シンクタンク「峨山(アサン)政策研究院」のチャ・ドゥヒョン(車斗鉉)副院長は8日、「2024年北朝鮮の対外政策評価と2025年の展望」をテーマにした報告書を発表した。チャ・ドゥヒョン氏は、今年の北朝鮮の外交・安全保障政策の方向性として▽ロシアとの密着▽朝中露の三角連携の強化▽日米韓協力の弱点を突く「通米封南(米国と通じ、韓国を封じる)」戦略――の三つを挙げた。
チャ・ドゥヒョン氏は「キム総書記は表面的には米朝交渉に関心がないような態度を見せつつも、トランプ氏の第2期政権との交渉に期待を寄せているだろう。キム総書記はトランプ氏との早期の会談を実現しようと奔走するだろう。その過程で北朝鮮と日本の接触が再開される可能性があることを留意すべきだ」と述べた。
日本では現在、石破茂首相も国内で支持率が低迷しているため、政治的な転換を図る目的で北朝鮮との対話に乗り出す可能性があるとの見解も示された。実際、岸田文雄前首相も昨年2月に北朝鮮との対話の可能性を開かれたものとしていたが、日本人拉致問題の対立により、対話は実現しなかった。
チャ・ドゥヒョン氏は「北朝鮮は米国や日本との直接取引の可能性を開いておき、最終的には『核保有国の地位』を既成事実化することに勝負をかけるだろう。その過程で北朝鮮は南北間の物理的・心理的断絶を深め、内部体制の安定を保証すると同時に、韓国に対する戦略的優位を確保しようとするだろう」と予測した。

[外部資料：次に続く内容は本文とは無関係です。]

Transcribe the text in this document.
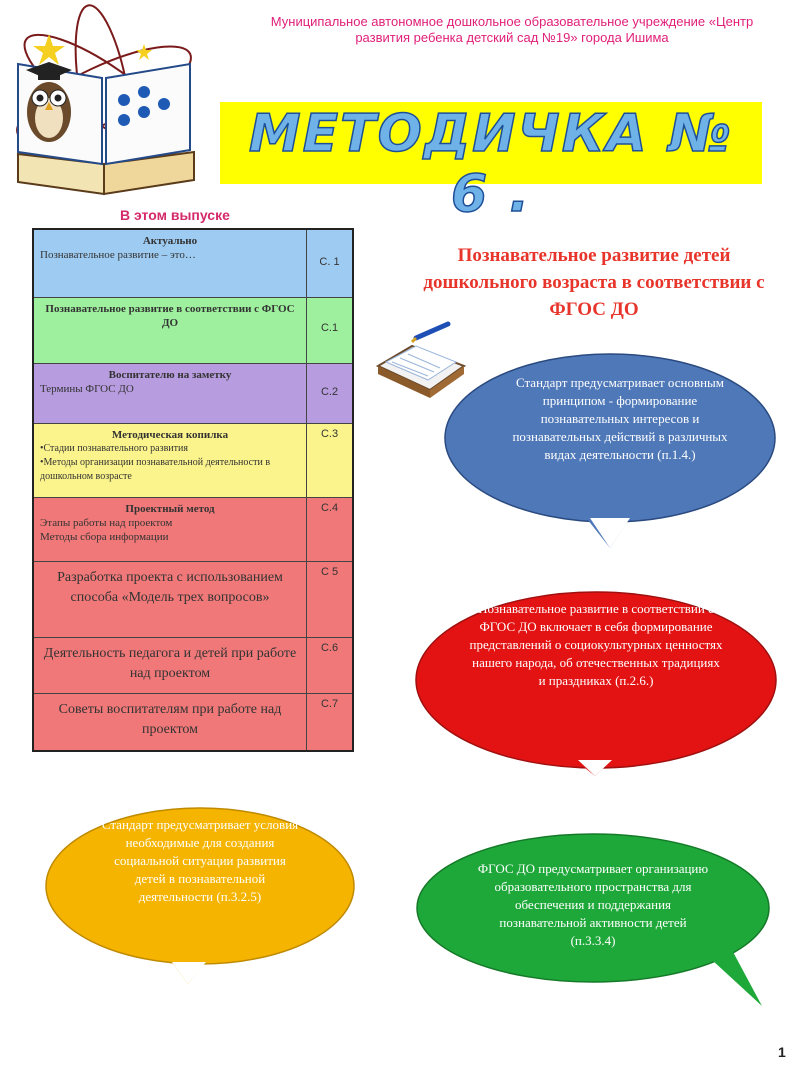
Муниципальное автономное дошкольное образовательное учреждение «Центр развития ребенка детский сад №19» города Ишима
МЕТОДИЧКА № 6 .
В этом выпуске
Актуально
Познавательное развитие – это…
С. 1
Познавательное развитие в соответствии с ФГОС ДО	С.1
Воспитателю на заметку
Термины ФГОС ДО	С.2
Методическая копилка
•Стадии познавательного развития
•Методы организации познавательной деятельности в дошкольном возрасте
С.3
Проектный метод
Этапы работы над проектом
Методы сбора информации
С.4
Разработка проекта с использованием способа «Модель трех вопросов»
С 5
Деятельность педагога и детей при работе над проектом
С.6
Советы воспитателям при работе над проектом
С.7
Познавательное развитие детей дошкольного возраста в соответствии с ФГОС ДО
Стандарт предусматривает основным принципом - формирование познавательных интересов и познавательных действий в различных видах деятельности (п.1.4.)
Познавательное развитие в соответствии с ФГОС ДО включает в себя формирование представлений о социокультурных ценностях нашего народа, об отечественных традициях и праздниках (п.2.6.)
Стандарт предусматривает условия необходимые для создания социальной ситуации развития детей в познавательной деятельности (п.3.2.5)
ФГОС ДО предусматривает организацию образовательного пространства для обеспечения и поддержания познавательной активности детей (п.3.3.4)
1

また、第2次トランプ政権の対外政策において北朝鮮問題の優先順位を引き上げるには、朝鮮半島での緊張が必要とも指摘する。チャ・ドゥヒョン氏は「北朝鮮は無人機侵入などの挑発を続け、西海(黄海)での『海上国境線』の宣言を契機に南北間の衝突リスクを高め、韓国を標的とした戦術核能力の強化を誇示するため、7回目の核実験などを実行する可能性がある」と指摘した。
そのうえで次のように提言している。
「米朝が対話を再開するかどうかは米国の判断に委ねられるべきであり、我々は韓国と調整されていない対北朝鮮支援の費用を負担しないという立場を米国に明確に伝えるべきだ」
「米国が北朝鮮の核脅威を最優先で排除したいのであれば、北朝鮮の核能力を抑制するために(韓国国内への)戦術核の再配備など、具体的な拡大抑止措置を並行して実施する必要がある点を強調すべきだ」
さらに日朝関係については「北朝鮮による日朝接触の示唆は、最終的には日米韓協力を瓦解させる目的で利用され得る点を指摘する必要がある。北朝鮮の核脅威を抑制するためには、米国の拡大抑止公約を強化するため日韓が協力して努力すべきだという点を強調する必要がある」と訴えた。